The outlet reported:
Many providers rely on short-term residents, including those recovering after surgeries, to cover the cost of long-term residents...That funding stream quickly dried up at the beginning of the pandemic as hospitals halted surgeries and families grew more and more reluctant to send their loved ones into nursing homes.
Lisa Sanders, a spokeswoman for health care association Leading Age, said, "As the pandemic wore on, it became clear that personal protective equipment — critical resources needed to do battle — were needed in volumes that had not been budgeted for."
The Associated Press reported Tuesday about nursing homes' struggles finding adequate staffing as workers contract the coronavirus or are forced to quarantine.
The shortages are pushing costs even higher in an industry where workers are critical.

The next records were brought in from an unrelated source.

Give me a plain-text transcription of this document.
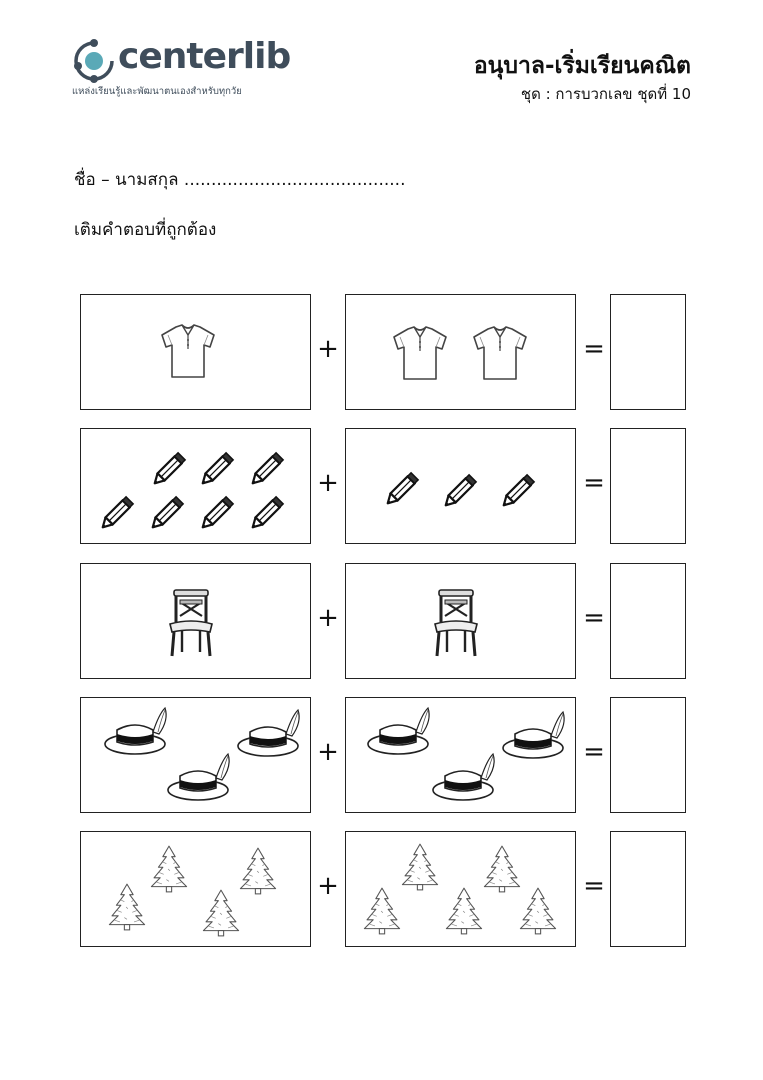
centerlib
แหล่งเรียนรู้และพัฒนาตนเองสำหรับทุกวัย
อนุบาล-เริ่มเรียนคณิต
ชุด : การบวกเลข ชุดที่ 10
ชื่อ – นามสกุล .........................................
เติมคำตอบที่ถูกต้อง
+	=
+	=
+	=
+	=
+	=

Stephen Hanse, president and CEO of the New York State Health Facilities Association and the New York State Center for Assisted Living, told the AP, "We're also seeing staffing agencies take advantage of the pandemic and demanding very high prices for temporary staff."
He explained, "I recently heard of a staffing agency out-of-state from Vermont that wanted to come in and for certified nursing assistants, you had to pay the staffing agency $65 an hour."
Elderly folks are at the greatest risk of dying from COVID-19, and nursing home residents have been particularly vulnerable. According to WUSA-TV, "experts think close to 40 percent of U.S. COVID deaths are connected to long term care."
More than 400,000 people have died in the U.S. from the coronavirus since it emerged in the country more than a year ago.